After 35 days of a partial government shutdown finally resolved and U.S. Department of Agriculture offices back open, many in the dairy industry are urging a quick implementation of the 2018 farm bill’s needed dairy provision updates. Implementation of the law, passed in December, has been slowed by the recent shutdown.

The National Milk Producers Federation (NMPF) sent a letter Friday to Agriculture Secretary Sonny Perdue asking that dairy programs be fast-tracked because of the nature of farm bill reforms.

“Because the dairy provisions of the law simply modify the pre-existing margin program, it is clear from Congress’ direction that USDA can move forward to enact the new provisions without conducting a formal rule-making process,” NMPF president and chief executive officer Jim Mulhern wrote. “We encourage you to utilize this flexibility to help add momentum to the process, especially in light of the fact that the government shutdown has delayed the department’s ability to proceed.”

The new Dairy Margin Coverage (DMC) program offers more affordable and higher coverage levels than previous initiatives, with all dairy producers able to insure margins up to $9.50/cwt. on their Tier I production (first 5 million lb.) history.
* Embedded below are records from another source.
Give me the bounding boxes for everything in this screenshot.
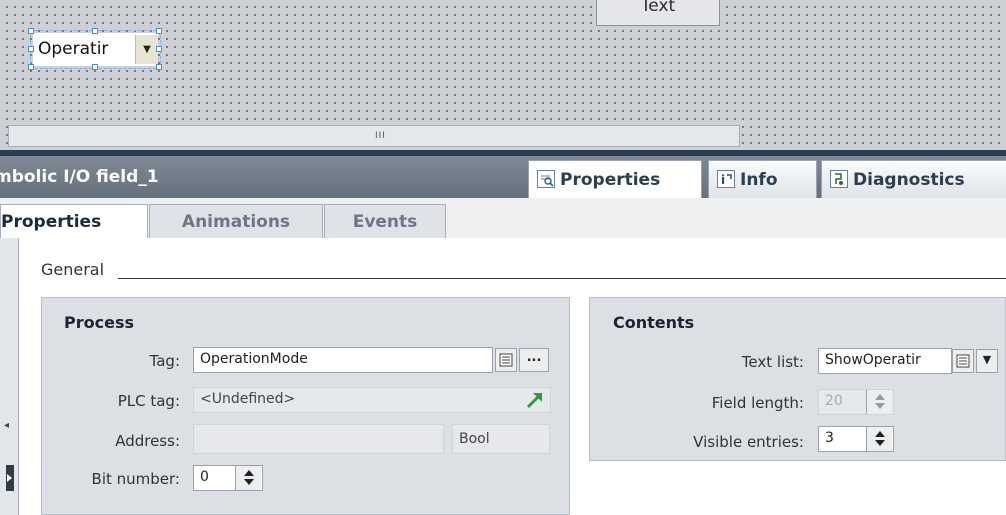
field-length-label: Field length: [711, 394, 804, 412]
tab-info-label: Info [740, 170, 778, 190]
subtab-properties[interactable]: Properties [0, 204, 148, 238]
text-object[interactable]: Text [596, 0, 720, 26]
bit-number-value: 0 [200, 469, 209, 485]
section-heading-general: General [41, 260, 105, 279]
subtab-animations[interactable]: Animations [149, 204, 323, 238]
tag-field[interactable]: OperationMode [193, 347, 493, 373]
address-type-field: Bool [452, 424, 550, 454]
tab-properties-label: Properties [560, 170, 661, 190]
visible-entries-label: Visible entries: [693, 433, 804, 451]
tab-properties[interactable]: Properties [528, 160, 702, 198]
info-icon: i [717, 170, 735, 188]
inspector-object-title: mbolic I/O field_1 [0, 167, 159, 187]
bit-number-label: Bit number: [91, 470, 180, 488]
subtab-events[interactable]: Events [324, 204, 446, 238]
tag-label: Tag: [149, 352, 180, 370]
address-label: Address: [115, 432, 180, 450]
field-length-spin-icon [866, 390, 892, 414]
tab-info[interactable]: i Info [708, 160, 817, 198]
properties-icon [537, 170, 555, 188]
bit-number-spin-icon[interactable] [235, 466, 261, 490]
text-list-label: Text list: [741, 353, 804, 371]
visible-entries-value: 3 [825, 430, 834, 446]
list-icon[interactable] [495, 348, 517, 372]
horizontal-scrollbar[interactable]: III [8, 125, 740, 147]
svg-text:i: i [721, 173, 725, 187]
address-field [193, 424, 444, 454]
resize-handle-e[interactable] [156, 46, 162, 52]
visible-entries-spin-icon[interactable] [866, 427, 892, 451]
text-object-label: Text [640, 0, 676, 16]
chevron-down-icon[interactable]: ▼ [976, 349, 998, 373]
diagnostics-icon [830, 170, 848, 188]
resize-handle-nw[interactable] [28, 28, 34, 34]
resize-handle-se[interactable] [156, 64, 162, 70]
go-to-tag-arrow-icon[interactable] [525, 390, 545, 410]
tab-diagnostics[interactable]: Diagnostics [821, 160, 1006, 198]
plc-tag-field: <Undefined> [193, 387, 551, 413]
field-length-value: 20 [825, 393, 843, 409]
resize-handle-sw[interactable] [28, 64, 34, 70]
tag-browse-button[interactable]: ... [519, 348, 549, 372]
resize-handle-s[interactable] [92, 64, 98, 70]
resize-handle-n[interactable] [92, 28, 98, 34]
chevron-left-icon[interactable]: ◂ [4, 420, 9, 431]
process-group-title: Process [64, 313, 134, 332]
section-divider [118, 278, 1006, 279]
text-list-browse-icon[interactable] [952, 349, 974, 373]
expand-arrow-icon[interactable] [6, 465, 14, 491]
scrollbar-grip[interactable]: III [375, 131, 386, 141]
contents-group-title: Contents [613, 313, 695, 332]
text-list-field[interactable]: ShowOperatir [818, 348, 952, 374]
resize-handle-w[interactable] [28, 46, 34, 52]
tab-diagnostics-label: Diagnostics [853, 170, 965, 190]
resize-handle-ne[interactable] [156, 28, 162, 34]
plc-tag-label: PLC tag: [117, 392, 180, 410]
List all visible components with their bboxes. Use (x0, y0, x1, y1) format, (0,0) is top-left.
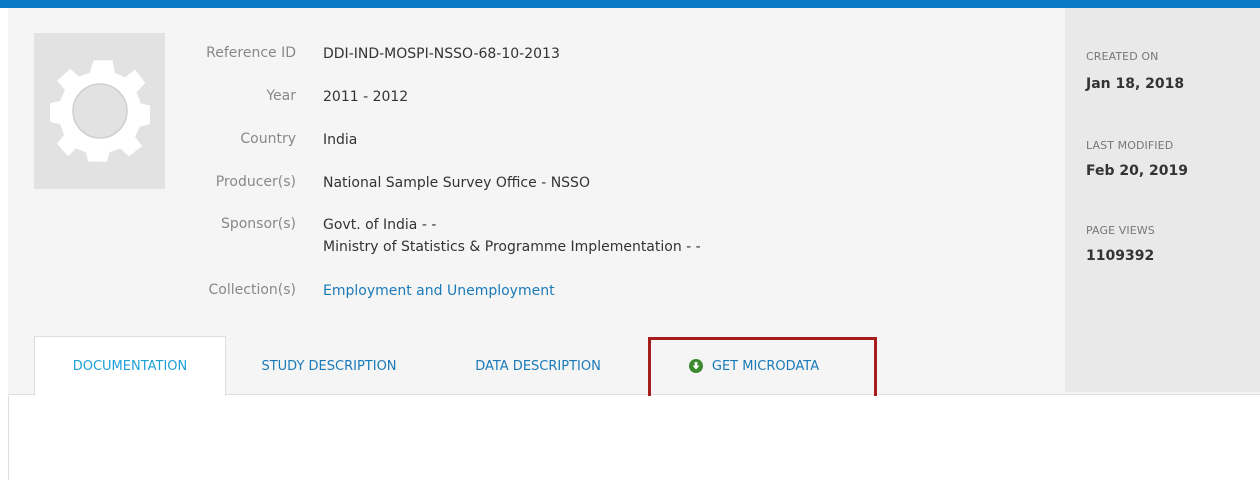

The DMC also offers lower-cost $5.00 margin coverage -- a higher level of affordable catastrophic protection for operations wishing to cover more than 5 million lb. of production, NMPF said.

“Dairy farmers have just completed a fourth consecutive year of depressed milk prices and are facing an uncertain outlook for 2019,” Mulhern wrote. “We believe that the significant dairy policy reforms we worked successfully with Congress to enact in the new farm bill will be critically important to helping farmers better manage difficult periods of low margins.”

NMPF said it looks forward to working with USDA on a farmer-friendly signup process that gives producers time to understand their options, with quickly updated online tools to streamline the process.

“The passage of the 2018 farm bill provided much-needed certainty during these challenging times for U.S. dairy farmers, and the shutdown of the government halted any progress on putting the new farm bill into motion,” added Jeff Lyon, general manager of FarmFirst Dairy Cooperative. “Our efforts on reforming the dairy title will prove to be valuable for many dairy farmers, but the USDA needs to make these same dairy programs a priority and available soon.”

“Low margins have been affecting dairy farmers for more than four years now, and for the Dairy Margin Coverage program to be effective, [Farm Service Agency] offices need to be open, and dairy farmers need the ability to sign up for the program,” FarmFirst Dairy Cooperative president John Rettler said. “With the government reopen, FarmFirst urges the USDA to keep the 2018 farm bill as a priority and expedite implementation. Fortunately, the Dairy Margin Coverage program mirrors much of the original program, so we are hopeful that there won’t be a need for formal rule-making process.”